The day I saw that movie (black Friday, right before I had to close at Borders) I knew it was the best of the year. The film is simply chilling. It makes you feel as nervous and as intense as the characters and scenes throughout the film. Easily, one of the most terrifying film characters of all time is part of the thrust of this film. It's scope is deep, and it's story grabs you by the throat and pulls you through.

There Will Be Blood could also win, as an upset. This film is intense, deep and has a scope that captures not only American capitalism fundamentals, but thanks to the performance by Daniel-Day Lewis, one of the most delectable anti-heroes in cinema history. And it's beautifully directed and as a distinct vision.

I love JUNO and I feel like I spend way too much time defending why it should be nominated for best picture. It needs to be. Some movies are mighty and huge like therewillbeblood and NC4oldMen. Some are sweeping epics like Atonement, and dramatic tour De forces like Michael Clayton, but Juno is about people, real people ---only way more like-able! June has a social consciousness. Yes, it's more of a cute story, and a cute movie, but under the myspace/facebook quot-abilities is a film that does something more important than giving us a hip soundtrack... it takes a story about a teenage girl who gets pregnant, and doesn't preach. It doesn't demonize teen-sex, it doesn't hide from the idea of a girl getting an abortion, it doesn't treat the pregnancy like a tragedy, it just deals with it like anyone would with a surprise pregnancy. The film lets it's charactersexperience's tell the tale and Ellen Page's performance is as real as it is smart. She may have what may seem like overly clever dialogue, but it cracks, just like her own emotions as she deals with life. Again, I really love this movie.

Michael Clayton - what a film. It is so focused on it's characters that the story moves with so much subtext. It's a lawyer film, but it's a film about a man, dealing with heavy turns in both his professional and personal life, but it never deviates from the story of the film. But you feel everything Clayton is dealing with. I was surprised how great this film was. I just bought it today! I really shouldn't be buying dvds. But damn it ,I want to watch it again and again!

Oh and Atonement. I saw this movie literally a few hours after I finished reading the novel, which I loved. This should have been the kiss-of-death for this film, especially because the novel was so much about story-telling - particularly writing - which was easy to create in novel form... so I was delighted to see what a splendid job they did adapting this to a film. It's billed as this sweeping -period-romance, but it's not how I read the book, and it's not how I see the film. To me, it's the power ofdeceit, the power of imagination and what the a writer's mind can do with his/her power. Plus it's beautiful to look at.

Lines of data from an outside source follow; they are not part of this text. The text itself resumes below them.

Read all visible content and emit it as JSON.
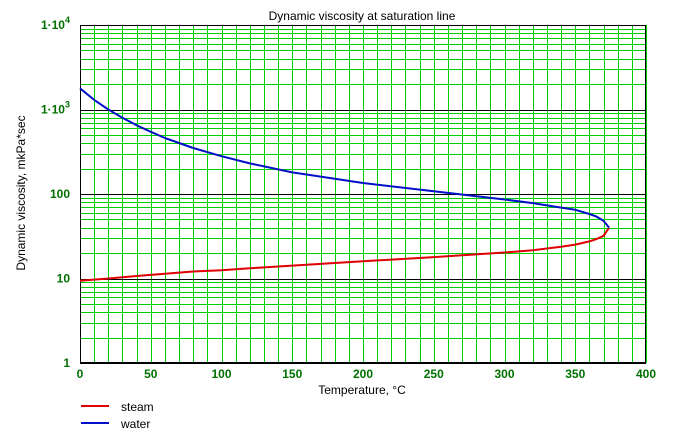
{
  "colors": {
    "background": "#ffffff",
    "minor_grid": "#00d000",
    "major_grid": "#000000",
    "tick_labels": "#007000",
    "steam": "#e00000",
    "water": "#0010c8"
  },
  "chart_data": {
    "type": "line",
    "title": "Dynamic viscosity at saturation line",
    "xlabel": "Temperature, °C",
    "ylabel": "Dynamic viscosity, mkPa*sec",
    "x_scale": "linear",
    "y_scale": "log",
    "xlim": [
      0,
      400
    ],
    "ylim": [
      1,
      10000
    ],
    "grid": true,
    "legend_position": "bottom-left",
    "x_ticks": [
      "0",
      "50",
      "100",
      "150",
      "200",
      "250",
      "300",
      "350",
      "400"
    ],
    "y_ticks": [
      {
        "value": 1,
        "base": "1",
        "exp": ""
      },
      {
        "value": 10,
        "base": "10",
        "exp": ""
      },
      {
        "value": 100,
        "base": "100",
        "exp": ""
      },
      {
        "value": 1000,
        "base": "1·10",
        "exp": "3"
      },
      {
        "value": 10000,
        "base": "1·10",
        "exp": "4"
      }
    ],
    "series": [
      {
        "name": "steam",
        "color": "#e00000",
        "x": [
          0,
          10,
          20,
          40,
          60,
          80,
          100,
          120,
          150,
          200,
          250,
          300,
          320,
          340,
          350,
          360,
          365,
          370,
          373.9
        ],
        "y": [
          9.4,
          9.7,
          10.0,
          10.7,
          11.4,
          12.1,
          12.5,
          13.2,
          14.2,
          16.0,
          17.9,
          20.3,
          21.6,
          23.7,
          25.2,
          27.5,
          29.3,
          32.0,
          40.0
        ]
      },
      {
        "name": "water",
        "color": "#0010c8",
        "x": [
          0,
          10,
          20,
          30,
          40,
          50,
          60,
          80,
          100,
          120,
          150,
          200,
          250,
          300,
          320,
          340,
          350,
          360,
          365,
          370,
          373.9
        ],
        "y": [
          1780,
          1300,
          1000,
          800,
          650,
          545,
          460,
          350,
          280,
          230,
          180,
          135,
          108,
          86,
          78,
          69,
          65,
          58,
          54,
          48,
          40
        ]
      }
    ]
  }
}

So there you have it. To make it even more intense I'm shooting my next film project Sunday morning, and like the Superbowl, I get to experience the west coast time slot for the show... it starts at 5:00pm! No cursing the show for running over and me having to be at work early the next morning. Maybe I'll drive into Hollywood after the show and see if I can't get rundown by some celebrities...

2 comments:

Ian said...
This comment has been removed by the author.
Ian said...

So help me if a celebrity doesn't run you down, then I promise I will when I come out there in a few weeks.

Don't worry. It'll be a rental. By the by, what kind of car would you like to be hit with?